Washington, D.C.—In a 3-2 decision, the National Labor Relations Board today overruled the Board’s 2015 decision in Browning-Ferris Industries, 362 NLRB No. 186 (2015) (“Browning-Ferris”), and returned to the pre–Browning Ferris standard that governed joint-employer liability.
In all future and pending cases, two or more entities will be deemed joint employers under the National Labor Relations Act (NLRA) if there is proof that one entity has exercised control over essential employment terms of another entity’s employees (rather than merely having reserved the right to exercise control) and has done so directly and immediately (rather than indirectly) in a manner that is not limited and routine. Accordingly, under the pre–Browning Ferris standard restored today, proof of indirect control, contractually-reserved control that has never been exercised, or control that is limited and routine will not be sufficient to establish a joint-employer relationship. The Board majority concluded that the reinstated standard adheres to the common law and is supported by the NLRA’s policy of promoting stability and predictability in bargaining relationships.

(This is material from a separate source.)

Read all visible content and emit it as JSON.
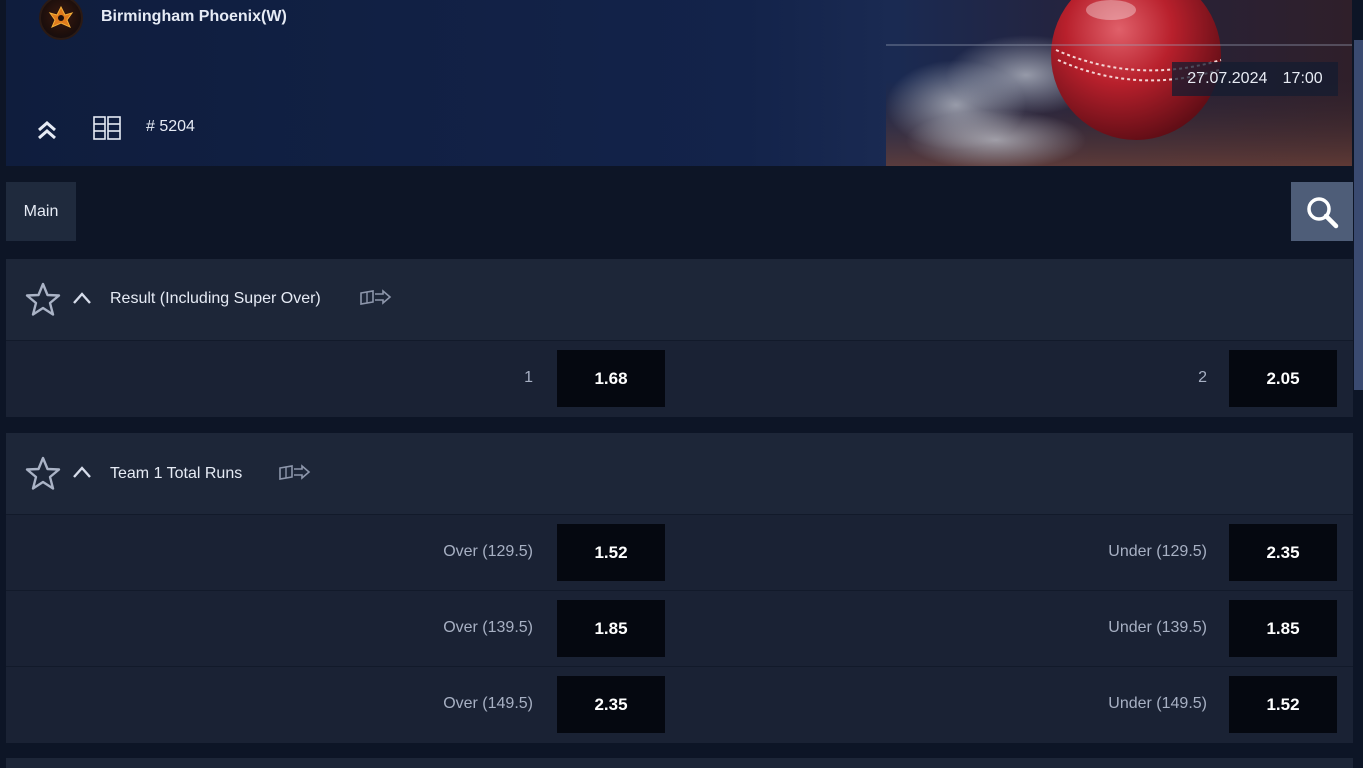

Applying the reinstated pre–Browning Ferris standard, the Board agreed with an administrative law judge’s determination that Hy-Brand Industrial Contractors, Ltd. (Hy-Brand) and Brandt Construction Co. (Brandt) were joint employers and therefore jointly and severally liable for the unlawful discharges of seven striking employees.
Chairman Philip A. Miscimarra was joined by Members Marvin E. Kaplan and William J. Emanuel in the majority opinion. Members Mark Gaston Pearce and Lauren McFerran dissented in the case.